Tuttavia un dubbio funesto veniva sovente nella solitudine a colpirmi
con dolorosi tormenti. Quella fanciulla che con uno sguardo accendeva
nel mio cuore una fiamma celeste, che esaltava il mio spirito con
ispirazioni sublimi, che mi parlava con l'arcano linguaggio degli occhi,
sentiva essa all'unisono colla mia anima, riceveva essa da me le stesse
impressioni?... O m'ingannavo nel tradurre il sanscrito del cuore e i
geroglifici della passione?... Tale sospetto mi gettava nello sgomento,
e mutava i rosei sogni della mia fantasia negli abissi della più cupa
disperazione. Allora attendeva ansiosamente la ricomparsa di lei, per
rileggere con raddoppiata attenzione in quegli occhi misteriosi, eppur
tanto fatali. E immobile al balcone contava le ore che passavano
lentamente, fino a che un lieve agitarsi di seriche tende annunziava la
presenza della mia sfinge!
Oh Dio, quali momenti!... Essa guardava altrove, arrestava il suo
sguardo sulla via, il mio cuore batteva tanto forte da rompermi il
petto, se non lo avessi compresso colla mano, il dubbio terribile stava
per diventare certezza, mi sentivo venir meno, e se fosse partita senza
alzare lo sguardo, forse mi avrebbero trovato morto al mio posto. Ma
essa volgeva la testa tranquillamente a diritta ed a manca, e a poco a
poco mi passava davanti col suo sguardo profondo, rapido ma penetrante,
che m'immergeva in un'estasi di amore e di delizie. Ah sì!... quello
sguardo era una espressione viva e sincera dell'anima, un'espressione
che non aveva parole corrispondenti nell'umano linguaggio, era assai più
soave d'un profumo, più armonioso d'una melodia, era un fluido supremo
che m'invadeva, indefinito, indefinibile, sottile, impalpabile, ma
positivo come la luce e l'elettrico.
Quello sguardo mi rassicurava pienamente con effetto istantaneo, ma poi
a poco a poco, a cagione di nuove reazioni, quella persuasione scemava
colle ore che passavano, col sole che tramontava, col buio della notte
che mette in dubbio ogni cosa. All'indomani nuova prova e nuovo trionfo,
indi nuove lotte fra la speranza e la ragione, fra la fede ed il dubbio.

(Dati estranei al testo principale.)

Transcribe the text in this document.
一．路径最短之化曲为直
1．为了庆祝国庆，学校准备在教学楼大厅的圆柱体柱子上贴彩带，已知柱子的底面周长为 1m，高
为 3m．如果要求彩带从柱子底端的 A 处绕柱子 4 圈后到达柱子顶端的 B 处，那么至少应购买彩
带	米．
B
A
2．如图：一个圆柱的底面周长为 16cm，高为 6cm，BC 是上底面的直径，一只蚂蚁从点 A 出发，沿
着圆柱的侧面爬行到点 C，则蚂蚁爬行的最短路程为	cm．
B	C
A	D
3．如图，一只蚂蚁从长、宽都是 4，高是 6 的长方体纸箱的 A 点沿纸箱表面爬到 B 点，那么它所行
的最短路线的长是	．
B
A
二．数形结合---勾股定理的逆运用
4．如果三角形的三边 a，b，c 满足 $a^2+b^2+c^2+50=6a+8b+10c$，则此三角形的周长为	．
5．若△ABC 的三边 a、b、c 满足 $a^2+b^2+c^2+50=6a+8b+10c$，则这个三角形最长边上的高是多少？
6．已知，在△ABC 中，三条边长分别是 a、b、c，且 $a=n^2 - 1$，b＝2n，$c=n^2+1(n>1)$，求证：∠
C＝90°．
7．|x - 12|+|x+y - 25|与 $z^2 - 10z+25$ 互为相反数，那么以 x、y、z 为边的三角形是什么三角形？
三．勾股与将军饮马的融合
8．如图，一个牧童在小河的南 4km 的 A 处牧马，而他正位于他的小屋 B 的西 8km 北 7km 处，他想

Tali burrasche mi condussero alla primavera. Alla primavera ogni semente
germoglia, sboccia ogni gemma, ogni pianta fiorisce, ogni cuore si
espande. Una corrente invisibile attraversa la vita, l'agita, la
suscita, la rinnova. Io mi sentiva scorrere il sangue per le vene con
ardore inusitato. Le lotte interne del mio animo indicavano il bisogno
d'una prova decisiva. Ma quale prova? un abboccamento era impossibile,
un viglietto era pericoloso. Il ridicolo, la volgarità m'incutevano una
ripugnanza insormontabile. Il mutuo linguaggio degli occhi esigeva una
spiegazione discreta, corrispondente al mistero usato fino allora, senza
imprudenze, nè audacie le quali rompessero la catena che legava
segretamente due anime in celeste armonia.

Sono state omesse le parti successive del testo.